- Film poster
- Directed by: Victor Saville
- Written by: original screenplay: Marion Dix Lesser Samuels scenario: Marion Dix additional dialogue: Austin Melford
- Produced by: John Findlay
- Starring: Jessie Matthews Robert Young
- Cinematography: Glen MacWilliams
- Edited by: Al Barnes
- Music by: musical score: Louis Levy Bretton Byrd music & lyrics: Sam Coslow Harry Woods
- Production company: Gaumont British
- Distributed by: Gaumont British Distributors
- Release dates: 6 May 1936 (London, UK); 30 May 1936 (U.S.);
- Running time: 83 minutes
- Countries: United Kingdom United States
- Language: English

= It's Love Again =

1936 film

It's Love Again is a 1936 British musical film directed by Victor Saville and starring Jessie Matthews, Robert Young and Sonnie Hale. In the film, a chorus girl masquerades as a big game hunter to try to boost her showbiz career.

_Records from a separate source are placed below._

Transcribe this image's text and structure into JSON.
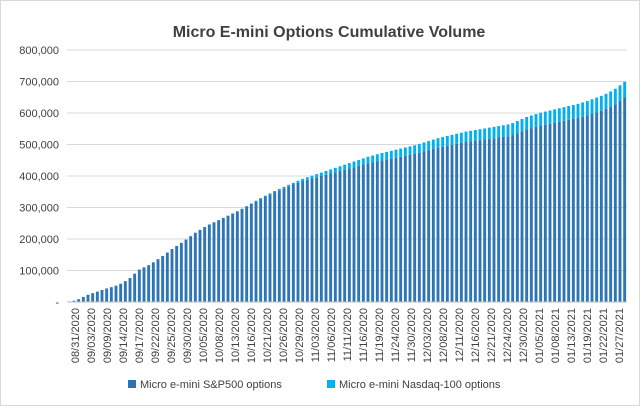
{
  "chart_data": {
    "type": "bar",
    "stacked": true,
    "title": "Micro E-mini Options Cumulative Volume",
    "xlabel": "",
    "ylabel": "",
    "ylim": [
      0,
      800000
    ],
    "y_ticks": [
      0,
      100000,
      200000,
      300000,
      400000,
      500000,
      600000,
      700000,
      800000
    ],
    "y_tick_labels": [
      "-",
      "100,000",
      "200,000",
      "300,000",
      "400,000",
      "500,000",
      "600,000",
      "700,000",
      "800,000"
    ],
    "grid": true,
    "legend_position": "bottom",
    "x_tick_labels": [
      "08/31/2020",
      "09/03/2020",
      "09/09/2020",
      "09/14/2020",
      "09/17/2020",
      "09/22/2020",
      "09/25/2020",
      "09/30/2020",
      "10/05/2020",
      "10/08/2020",
      "10/13/2020",
      "10/16/2020",
      "10/21/2020",
      "10/26/2020",
      "10/29/2020",
      "11/03/2020",
      "11/06/2020",
      "11/11/2020",
      "11/16/2020",
      "11/19/2020",
      "11/24/2020",
      "11/30/2020",
      "12/03/2020",
      "12/08/2020",
      "12/11/2020",
      "12/16/2020",
      "12/21/2020",
      "12/24/2020",
      "12/30/2020",
      "01/05/2021",
      "01/08/2021",
      "01/13/2021",
      "01/19/2021",
      "01/22/2021",
      "01/27/2021"
    ],
    "series": [
      {
        "name": "Micro e-mini S&P500 options",
        "color": "#2e75b6",
        "values": [
          2000,
          4000,
          9000,
          16000,
          23000,
          28000,
          33000,
          38000,
          43000,
          47000,
          52000,
          58000,
          66000,
          76000,
          90000,
          103000,
          110000,
          117000,
          126000,
          136000,
          146000,
          157000,
          168000,
          178000,
          188000,
          198000,
          209000,
          220000,
          229000,
          238000,
          246000,
          253000,
          260000,
          267000,
          274000,
          281000,
          288000,
          296000,
          304000,
          312000,
          320000,
          328000,
          335000,
          342000,
          349000,
          355000,
          361000,
          367000,
          373000,
          379000,
          384000,
          388000,
          392000,
          396000,
          400000,
          404000,
          408000,
          412000,
          416000,
          420000,
          424000,
          428000,
          432000,
          436000,
          440000,
          443000,
          446000,
          449000,
          452000,
          455000,
          458000,
          461000,
          464000,
          467000,
          470000,
          474000,
          478000,
          482000,
          486000,
          490000,
          493000,
          496000,
          499000,
          502000,
          505000,
          508000,
          510000,
          512000,
          514000,
          516000,
          518000,
          520000,
          522000,
          524000,
          526000,
          530000,
          536000,
          542000,
          548000,
          552000,
          556000,
          560000,
          563000,
          566000,
          569000,
          572000,
          575000,
          578000,
          581000,
          584000,
          588000,
          592000,
          597000,
          602000,
          607000,
          613000,
          620000,
          628000,
          638000,
          649000
        ]
      },
      {
        "name": "Micro e-mini Nasdaq-100 options",
        "color": "#00b0f0",
        "values": [
          0,
          0,
          0,
          0,
          0,
          0,
          0,
          0,
          0,
          0,
          0,
          0,
          0,
          0,
          0,
          0,
          0,
          0,
          0,
          0,
          0,
          0,
          0,
          0,
          0,
          0,
          0,
          0,
          0,
          0,
          0,
          0,
          0,
          0,
          0,
          0,
          0,
          0,
          0,
          1000,
          1500,
          2000,
          2500,
          3000,
          3500,
          4000,
          4500,
          5000,
          5500,
          6000,
          7000,
          8000,
          9000,
          10000,
          11000,
          12000,
          13000,
          14000,
          15000,
          16000,
          17000,
          18000,
          19000,
          20000,
          21000,
          22000,
          23000,
          24000,
          24500,
          25000,
          25500,
          26000,
          26500,
          27000,
          27500,
          28000,
          28500,
          29000,
          29500,
          30000,
          30500,
          31000,
          31500,
          32000,
          32500,
          33000,
          33500,
          34000,
          34500,
          35000,
          35500,
          36000,
          36500,
          37000,
          37500,
          38000,
          38500,
          39000,
          39500,
          40000,
          40500,
          41000,
          41500,
          42000,
          42500,
          43000,
          43500,
          44000,
          44500,
          45000,
          45500,
          46000,
          46500,
          47000,
          47500,
          48000,
          48500,
          49000,
          49500,
          50000
        ]
      }
    ]
  }
}
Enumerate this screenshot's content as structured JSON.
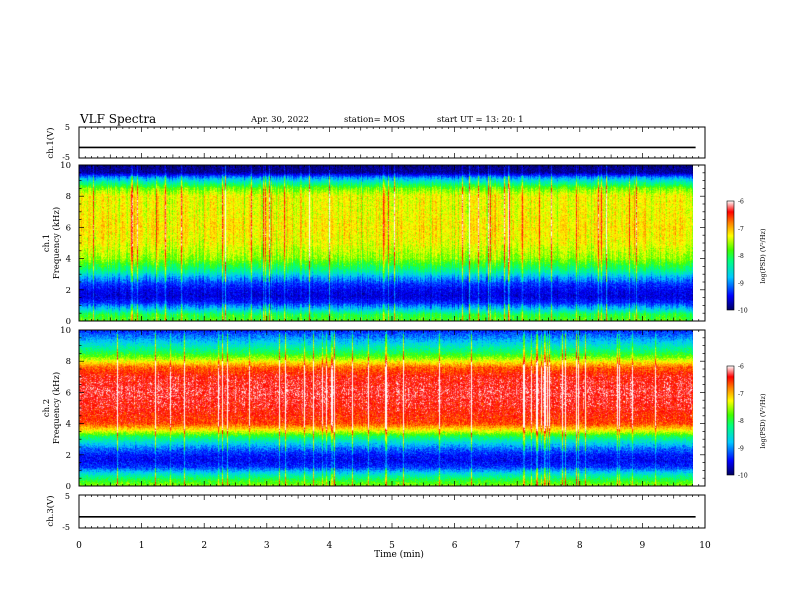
{
  "header": {
    "title": "VLF Spectra",
    "date": "Apr. 30, 2022",
    "station": "station= MOS",
    "start": "start  UT  =    13: 20: 1"
  },
  "chart_data": [
    {
      "type": "line",
      "panel": "ch1-voltage",
      "ylabel": "ch.1(V)",
      "ylim": [
        -5,
        5
      ],
      "yticks": [
        "5",
        "-5"
      ],
      "x": [
        0,
        9.85
      ],
      "values": [
        -1.6,
        -1.6
      ]
    },
    {
      "type": "heatmap",
      "panel": "ch1-spectrogram",
      "ylabel": "ch.1\nFrequency  (kHz)",
      "xlim": [
        0,
        10
      ],
      "ylim": [
        0,
        10
      ],
      "yticks": [
        "0",
        "2",
        "4",
        "6",
        "8",
        "10"
      ],
      "data_xmax": 9.85,
      "colorbar": {
        "label": "log(PSD) (V²/Hz)",
        "range": [
          -10,
          -6
        ],
        "ticks": [
          "-6",
          "-7",
          "-8",
          "-9",
          "-10"
        ]
      },
      "band_profile": {
        "freq_khz": [
          0,
          0.4,
          0.8,
          1.2,
          1.6,
          2.0,
          2.4,
          2.8,
          3.2,
          4.0,
          5.0,
          6.0,
          7.0,
          8.0,
          8.5,
          8.9,
          9.2,
          9.5,
          10
        ],
        "mean_log_psd": [
          -7.8,
          -8.0,
          -8.8,
          -9.4,
          -9.6,
          -9.5,
          -9.3,
          -8.9,
          -8.3,
          -7.6,
          -7.3,
          -7.2,
          -7.3,
          -7.3,
          -7.7,
          -8.4,
          -9.0,
          -9.8,
          -9.9
        ]
      }
    },
    {
      "type": "heatmap",
      "panel": "ch2-spectrogram",
      "ylabel": "ch.2\nFrequency  (kHz)",
      "xlim": [
        0,
        10
      ],
      "ylim": [
        0,
        10
      ],
      "yticks": [
        "0",
        "2",
        "4",
        "6",
        "8",
        "10"
      ],
      "data_xmax": 9.85,
      "colorbar": {
        "label": "log(PSD) (V²/Hz)",
        "range": [
          -10,
          -6
        ],
        "ticks": [
          "-6",
          "-7",
          "-8",
          "-9",
          "-10"
        ]
      },
      "band_profile": {
        "freq_khz": [
          0,
          0.4,
          0.8,
          1.2,
          1.6,
          2.0,
          2.4,
          2.8,
          3.2,
          3.6,
          4.0,
          5.0,
          6.0,
          7.0,
          7.6,
          8.0,
          8.5,
          9.0,
          9.5,
          10
        ],
        "mean_log_psd": [
          -7.6,
          -8.0,
          -8.6,
          -9.3,
          -9.5,
          -9.4,
          -9.1,
          -8.6,
          -8.0,
          -7.2,
          -6.6,
          -6.4,
          -6.3,
          -6.4,
          -6.7,
          -7.3,
          -8.0,
          -8.5,
          -9.0,
          -9.4
        ]
      }
    },
    {
      "type": "line",
      "panel": "ch3-voltage",
      "ylabel": "ch.3(V)",
      "ylim": [
        -5,
        5
      ],
      "yticks": [
        "5",
        "-5"
      ],
      "x": [
        0,
        9.85
      ],
      "values": [
        -1.6,
        -1.6
      ]
    }
  ],
  "xaxis": {
    "label": "Time  (min)",
    "range": [
      0,
      10
    ],
    "ticks": [
      "0",
      "1",
      "2",
      "3",
      "4",
      "5",
      "6",
      "7",
      "8",
      "9",
      "10"
    ]
  }
}
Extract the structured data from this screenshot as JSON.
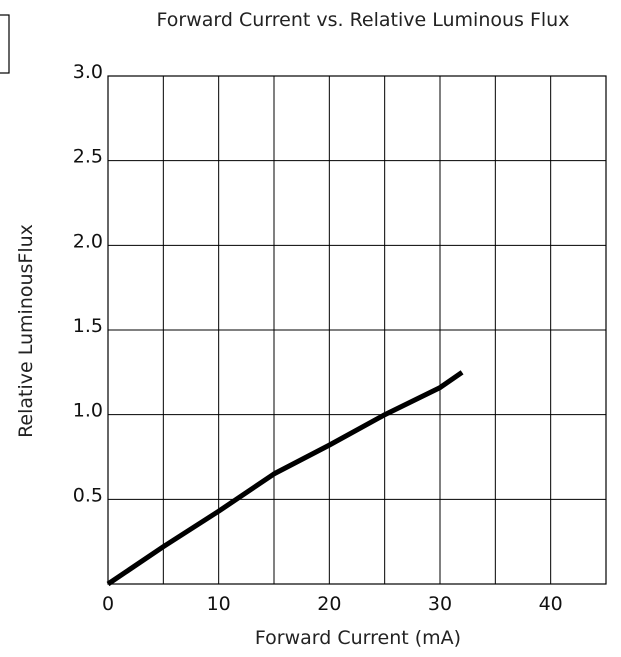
{
  "chart_data": {
    "type": "line",
    "title": "Forward Current vs. Relative Luminous Flux",
    "xlabel": "Forward Current (mA)",
    "ylabel": "Relative LuminousFlux",
    "xlim": [
      0,
      45
    ],
    "ylim": [
      0,
      3.0
    ],
    "x_ticks": [
      0,
      10,
      20,
      30,
      40
    ],
    "x_tick_labels": [
      "0",
      "10",
      "20",
      "30",
      "40"
    ],
    "y_ticks": [
      0.5,
      1.0,
      1.5,
      2.0,
      2.5,
      3.0
    ],
    "y_tick_labels": [
      "0.5",
      "1.0",
      "1.5",
      "2.0",
      "2.5",
      "3.0"
    ],
    "grid": true,
    "series": [
      {
        "x": [
          0,
          5,
          10,
          15,
          20,
          25,
          30,
          32
        ],
        "y": [
          0,
          0.22,
          0.43,
          0.65,
          0.82,
          1.0,
          1.16,
          1.25
        ]
      }
    ]
  }
}
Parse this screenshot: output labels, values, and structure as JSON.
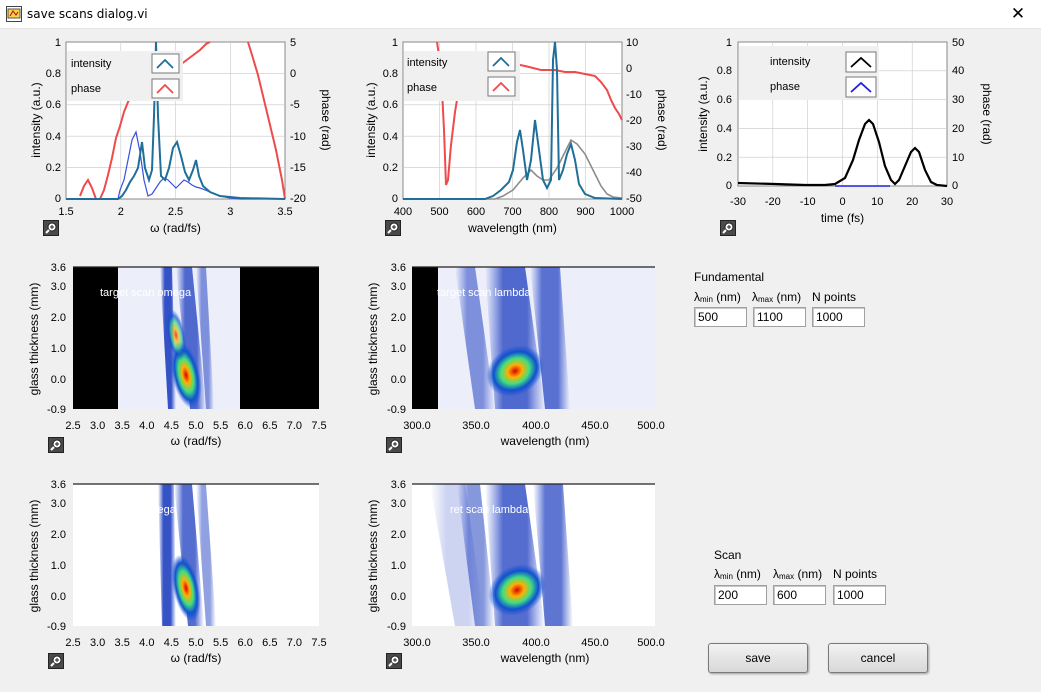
{
  "window": {
    "title": "save scans dialog.vi",
    "close_glyph": "✕"
  },
  "graphs": {
    "omega": {
      "x_label": "ω (rad/fs)",
      "y_label": "intensity (a.u.)",
      "y2_label": "phase (rad)",
      "x_ticks": [
        "1.5",
        "2",
        "2.5",
        "3",
        "3.5"
      ],
      "y_ticks": [
        "0",
        "0.2",
        "0.4",
        "0.6",
        "0.8",
        "1"
      ],
      "y2_ticks": [
        "-20",
        "-15",
        "-10",
        "-5",
        "0",
        "5"
      ],
      "legend": [
        "intensity",
        "phase"
      ]
    },
    "wavelength": {
      "x_label": "wavelength (nm)",
      "y_label": "intensity (a.u.)",
      "y2_label": "phase (rad)",
      "x_ticks": [
        "400",
        "500",
        "600",
        "700",
        "800",
        "900",
        "1000"
      ],
      "y_ticks": [
        "0",
        "0.2",
        "0.4",
        "0.6",
        "0.8",
        "1"
      ],
      "y2_ticks": [
        "-50",
        "-40",
        "-30",
        "-20",
        "-10",
        "0",
        "10"
      ],
      "legend": [
        "intensity",
        "phase"
      ]
    },
    "time": {
      "x_label": "time (fs)",
      "y_label": "intensity (a.u.)",
      "y2_label": "phase (rad)",
      "x_ticks": [
        "-30",
        "-20",
        "-10",
        "0",
        "10",
        "20",
        "30"
      ],
      "y_ticks": [
        "0",
        "0.2",
        "0.4",
        "0.6",
        "0.8",
        "1"
      ],
      "y2_ticks": [
        "0",
        "10",
        "20",
        "30",
        "40",
        "50"
      ],
      "legend": [
        "intensity",
        "phase"
      ]
    },
    "scan_omega_target": {
      "overlay": "target scan omega",
      "x_label": "ω (rad/fs)",
      "y_label": "glass thickness (mm)",
      "x_ticks": [
        "2.5",
        "3.0",
        "3.5",
        "4.0",
        "4.5",
        "5.0",
        "5.5",
        "6.0",
        "6.5",
        "7.0",
        "7.5"
      ],
      "y_ticks": [
        "-0.9",
        "0.0",
        "1.0",
        "2.0",
        "3.0",
        "3.6"
      ]
    },
    "scan_lambda_target": {
      "overlay": "target scan lambda",
      "x_label": "wavelength (nm)",
      "y_label": "glass thickness (mm)",
      "x_ticks": [
        "300.0",
        "350.0",
        "400.0",
        "450.0",
        "500.0"
      ],
      "y_ticks": [
        "-0.9",
        "0.0",
        "1.0",
        "2.0",
        "3.0",
        "3.6"
      ]
    },
    "scan_omega_retrieved": {
      "overlay": "ret scan omega",
      "x_label": "ω (rad/fs)",
      "y_label": "glass thickness (mm)",
      "x_ticks": [
        "2.5",
        "3.0",
        "3.5",
        "4.0",
        "4.5",
        "5.0",
        "5.5",
        "6.0",
        "6.5",
        "7.0",
        "7.5"
      ],
      "y_ticks": [
        "-0.9",
        "0.0",
        "1.0",
        "2.0",
        "3.0",
        "3.6"
      ]
    },
    "scan_lambda_retrieved": {
      "overlay": "ret scan lambda",
      "x_label": "wavelength (nm)",
      "y_label": "glass thickness (mm)",
      "x_ticks": [
        "300.0",
        "350.0",
        "400.0",
        "450.0",
        "500.0"
      ],
      "y_ticks": [
        "-0.9",
        "0.0",
        "1.0",
        "2.0",
        "3.0",
        "3.6"
      ]
    }
  },
  "fundamental": {
    "heading": "Fundamental",
    "lambda_symbol": "λ",
    "min_sub": "min",
    "max_sub": "max",
    "unit": "(nm)",
    "npoints_label": "N points",
    "lambda_min": "500",
    "lambda_max": "1100",
    "n_points": "1000"
  },
  "scan": {
    "heading": "Scan",
    "lambda_symbol": "λ",
    "min_sub": "min",
    "max_sub": "max",
    "unit": "(nm)",
    "npoints_label": "N points",
    "lambda_min": "200",
    "lambda_max": "600",
    "n_points": "1000"
  },
  "buttons": {
    "save": "save",
    "cancel": "cancel"
  },
  "colors": {
    "intensity_line": "#1f6f9a",
    "phase_line": "#ee4b4b",
    "time_intensity": "#000000",
    "time_phase": "#2020e0",
    "comparison_line": "#8c8c8c",
    "spectrogram_low": "#eceefa",
    "spectrogram_high": "#d80000"
  },
  "icons": {
    "app": "labview-vi-icon",
    "zoom": "graph-palette-zoom-icon"
  }
}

The film was made at the Lime Grove Studios, with art direction by Alfred Junge.

==Plot==
Under pressure to come up with a story, gossip columnist Peter Carlton (Robert Young) invents the imaginary socialite and big game hunter "Mrs. Smythe-Smythe"."" This glamorous lady spends her time hunting tigers, jumping out of airplanes and driving men wild with her beauty. Carlton is somewhat taken aback when the real lady turns up in person, impersonated by aspiring actress Elaine Bradford (Jessie Matthews), in search of her big break.

==Cast==
- Jessie Matthews as Elaine Bradford/Mrs. Smythe-Smythe
- Robert Young as Peter Carlton
- Sonnie Hale as Freddie Rathbone
- Ernest Milton as Raymond
- Robb Wilton as Boys - Butler
- Sara Allgood as Mrs. Hopkins
- Anthony Holles as Headwaiter
- Cyril Wells as Gigolo
- Warren Jenkins as Woolf
- David Horne as Durland
- Athene Seyler as Mrs. Durland
- Glennis Lorimer as Montague's typist
- Robert Hale as Colonel Edgerton
- Cyril Raymond as Montague
- Graham Moffatt as Callboy
- Olive Sloane as Francine Grenoble (uncredited)

==Critical reception==
In The New York Times, Frank Nugent wrote, "Gaumont-British has yet to do full justice to Miss Jessie Matthews, first lady of England's musical comedy screen. Her latest picture, "It's Love Again," which opened yesterday at the Roxy, imposes the entire burden of a cumbersome and unevenly paced comedy upon her shoulders and, although she rises to the task with her accustomed loveliness, gayety and talent, she is unable to convert the picture into anything more than what the gentlemen of the drama department would call 'a personal triumph'"; whereas Leonard Maltin noted a "Lighter-than-air musical-comedy vehicle for Matthews following her success with Saville on Evergreen," and found the film, "Funny, charming and imaginatively done, with several pleasant songs."

Writing for The Spectator in 1936, Graham Greene gave the film a good review, describing the direction as "with speed, efficiency, and a real sense of the absurd". Greene praised the acting of Matthews and described the double-entendre-filled scene of the "Oriental party" with the colonel and gossip-writer to be "memorable indeed".

==Bibliography==
- Low, Rachael. Filmmaking in 1930s Britain. George Allen & Unwin, 1985.
- MacNab, Geoffrey. Searching for stars: stardom and screen acting in British cinema. Casell, 2000.
- Wood, Linda. British Films, 1927-1939. British Film Institute, 1986.